Back in the 19th century, virgin wildernesses from California to New Zealand and Lapland to Witwatersrand in South Africa were overrun by gold rushes to the cry of “there’s gold in them thar hills!” The 21st century has seen its own version: “there’s insights in that data exhaust!” Just as very few gold diggers got rich two centuries ago, the benefits of mining big data seem to be increasingly restricted to a few large companies and government agencies. You know their names—or, at least some of them.
At the more mundane level of small, medium, and even top-tier traditional businesses, it is becoming apparent that digital transformation is less about AI, analytics, and algorithms that detect rare and novel insights in endless volumes of digital dross, promising benefit from them. Although there remains an element of truth in the thinking, the benefits are often harder than expected to identify and difficult to apply in production. What digital business needs is to reinvent the underlying operational and management processes to create entirely new cross-business value propositions.

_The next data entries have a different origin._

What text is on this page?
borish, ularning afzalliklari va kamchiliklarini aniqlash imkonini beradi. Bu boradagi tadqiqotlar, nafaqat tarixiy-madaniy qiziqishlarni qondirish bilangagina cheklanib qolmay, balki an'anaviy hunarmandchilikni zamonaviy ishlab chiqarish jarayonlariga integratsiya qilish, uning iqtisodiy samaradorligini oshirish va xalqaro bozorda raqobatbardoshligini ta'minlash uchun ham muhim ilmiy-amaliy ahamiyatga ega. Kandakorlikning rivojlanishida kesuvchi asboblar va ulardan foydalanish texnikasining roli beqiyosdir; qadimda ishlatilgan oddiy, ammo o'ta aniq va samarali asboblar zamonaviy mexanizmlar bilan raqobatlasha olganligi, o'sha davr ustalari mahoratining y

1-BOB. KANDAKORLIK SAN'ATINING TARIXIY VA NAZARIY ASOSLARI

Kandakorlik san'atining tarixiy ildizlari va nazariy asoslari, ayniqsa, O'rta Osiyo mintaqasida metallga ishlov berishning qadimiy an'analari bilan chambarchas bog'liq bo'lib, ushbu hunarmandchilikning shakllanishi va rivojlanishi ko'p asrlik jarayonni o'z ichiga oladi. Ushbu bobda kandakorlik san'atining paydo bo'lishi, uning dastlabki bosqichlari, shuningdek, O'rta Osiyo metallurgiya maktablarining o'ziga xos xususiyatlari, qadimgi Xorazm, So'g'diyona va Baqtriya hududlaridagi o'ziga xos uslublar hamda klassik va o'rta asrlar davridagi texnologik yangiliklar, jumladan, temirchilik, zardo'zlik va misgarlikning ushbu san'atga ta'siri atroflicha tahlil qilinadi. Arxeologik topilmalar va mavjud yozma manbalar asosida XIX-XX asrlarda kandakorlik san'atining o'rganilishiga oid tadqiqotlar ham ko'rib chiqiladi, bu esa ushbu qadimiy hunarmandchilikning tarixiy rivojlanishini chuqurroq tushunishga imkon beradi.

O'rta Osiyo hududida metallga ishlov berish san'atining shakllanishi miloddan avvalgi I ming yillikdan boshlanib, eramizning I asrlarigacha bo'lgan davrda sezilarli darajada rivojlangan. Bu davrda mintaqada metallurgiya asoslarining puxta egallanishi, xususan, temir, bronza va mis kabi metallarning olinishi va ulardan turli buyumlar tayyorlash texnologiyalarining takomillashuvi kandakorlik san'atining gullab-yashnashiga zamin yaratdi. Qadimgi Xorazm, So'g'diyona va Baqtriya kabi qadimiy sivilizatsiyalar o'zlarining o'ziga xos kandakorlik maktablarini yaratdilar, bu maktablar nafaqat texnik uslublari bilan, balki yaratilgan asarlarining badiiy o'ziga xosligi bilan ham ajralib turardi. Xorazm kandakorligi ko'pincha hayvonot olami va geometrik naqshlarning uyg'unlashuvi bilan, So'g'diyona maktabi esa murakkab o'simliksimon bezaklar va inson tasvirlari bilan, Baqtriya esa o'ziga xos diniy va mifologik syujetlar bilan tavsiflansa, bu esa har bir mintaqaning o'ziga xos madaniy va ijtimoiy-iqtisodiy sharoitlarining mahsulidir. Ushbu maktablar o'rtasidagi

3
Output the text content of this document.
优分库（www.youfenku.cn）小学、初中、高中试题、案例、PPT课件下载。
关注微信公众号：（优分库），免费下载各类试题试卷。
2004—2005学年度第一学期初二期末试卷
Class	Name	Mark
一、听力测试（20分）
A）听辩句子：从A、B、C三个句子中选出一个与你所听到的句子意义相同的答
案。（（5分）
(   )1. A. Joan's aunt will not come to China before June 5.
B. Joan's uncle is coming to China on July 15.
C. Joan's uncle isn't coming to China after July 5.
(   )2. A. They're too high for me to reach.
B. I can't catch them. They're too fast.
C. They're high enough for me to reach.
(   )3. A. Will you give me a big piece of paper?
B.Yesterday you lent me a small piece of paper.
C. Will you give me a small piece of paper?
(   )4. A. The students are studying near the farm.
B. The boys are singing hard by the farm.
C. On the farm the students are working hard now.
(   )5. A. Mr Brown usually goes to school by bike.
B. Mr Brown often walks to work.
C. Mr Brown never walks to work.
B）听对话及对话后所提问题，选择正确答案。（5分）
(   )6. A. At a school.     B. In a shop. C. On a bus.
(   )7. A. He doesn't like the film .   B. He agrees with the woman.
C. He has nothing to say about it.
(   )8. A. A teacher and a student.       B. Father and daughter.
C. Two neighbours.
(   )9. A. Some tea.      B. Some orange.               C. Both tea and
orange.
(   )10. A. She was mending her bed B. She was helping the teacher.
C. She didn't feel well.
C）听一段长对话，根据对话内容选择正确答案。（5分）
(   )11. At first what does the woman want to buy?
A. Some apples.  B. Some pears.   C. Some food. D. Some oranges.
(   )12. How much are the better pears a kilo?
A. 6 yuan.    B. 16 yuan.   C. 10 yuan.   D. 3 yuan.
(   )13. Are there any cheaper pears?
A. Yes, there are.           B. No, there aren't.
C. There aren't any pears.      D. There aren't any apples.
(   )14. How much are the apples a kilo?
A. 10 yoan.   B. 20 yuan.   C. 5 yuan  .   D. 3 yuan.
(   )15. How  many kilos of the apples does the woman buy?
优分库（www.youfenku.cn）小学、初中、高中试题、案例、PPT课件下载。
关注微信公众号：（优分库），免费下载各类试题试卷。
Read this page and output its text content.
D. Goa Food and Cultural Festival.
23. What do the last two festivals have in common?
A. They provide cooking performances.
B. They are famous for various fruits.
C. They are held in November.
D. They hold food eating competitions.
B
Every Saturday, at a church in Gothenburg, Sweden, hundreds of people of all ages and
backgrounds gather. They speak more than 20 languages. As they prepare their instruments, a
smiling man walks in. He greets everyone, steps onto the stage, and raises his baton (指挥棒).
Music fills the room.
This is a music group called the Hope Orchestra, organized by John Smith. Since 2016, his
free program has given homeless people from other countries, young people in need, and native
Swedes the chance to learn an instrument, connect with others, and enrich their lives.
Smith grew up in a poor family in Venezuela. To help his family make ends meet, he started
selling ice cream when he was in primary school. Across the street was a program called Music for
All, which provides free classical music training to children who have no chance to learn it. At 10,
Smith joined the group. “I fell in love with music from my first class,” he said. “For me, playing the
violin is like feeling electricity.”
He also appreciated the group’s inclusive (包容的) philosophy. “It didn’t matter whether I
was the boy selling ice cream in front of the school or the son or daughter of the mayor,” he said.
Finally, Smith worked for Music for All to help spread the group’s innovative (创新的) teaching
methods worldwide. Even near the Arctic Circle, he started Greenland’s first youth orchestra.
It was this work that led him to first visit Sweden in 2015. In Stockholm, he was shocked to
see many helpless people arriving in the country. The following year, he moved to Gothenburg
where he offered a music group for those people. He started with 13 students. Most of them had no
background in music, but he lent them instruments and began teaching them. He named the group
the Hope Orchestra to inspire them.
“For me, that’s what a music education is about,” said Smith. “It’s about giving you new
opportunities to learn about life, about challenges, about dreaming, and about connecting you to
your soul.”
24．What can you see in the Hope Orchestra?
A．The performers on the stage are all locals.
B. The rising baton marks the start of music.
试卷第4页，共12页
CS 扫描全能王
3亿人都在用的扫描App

This suggests that we need to start digital transformation from data warehouses rather than data lakes. The fundamental basis for data warehousing is to create and enable cross-functional understanding and reconciliation of data for quality decision-making support. Meaningful and consistent data from every aspect of business operations and planning is a sine qua non for digital business transformation. If you cannot get a reliable view of how all the cogs and wheels of your business are turning together (or not), any insights you may gain from the digital landscape—both internal and external—will likely hang in the air over the business, pointing out failures rather than enabling improvements.

Conclusions

Digital transformation begins from revamping existing IT systems. The data warehouse is already where most businesses have previously striven to become data driven. The basis therefore exists to become information informed and, indeed, insight inspired. Of course, the changes are not confined to the informational environment. Their roots also reach deep into the operational processes and data. Such change is indeed challenging, even if 747s will no longer offer an analogy.
That challenge can be most easily addressed when the business must reinvent itself just to survive. Then, executives are unusually receptive to change. Then, the need for such change is at its broadest and deepest. Then, IT systems are being opened up, investigated, and revamped to meet entirely new circumstances and needs. In this environment, digital transformation becomes more natural, more likely, more possible.
In an age of pandemic is business “all changed, changed utterly: A terrible beauty is born.”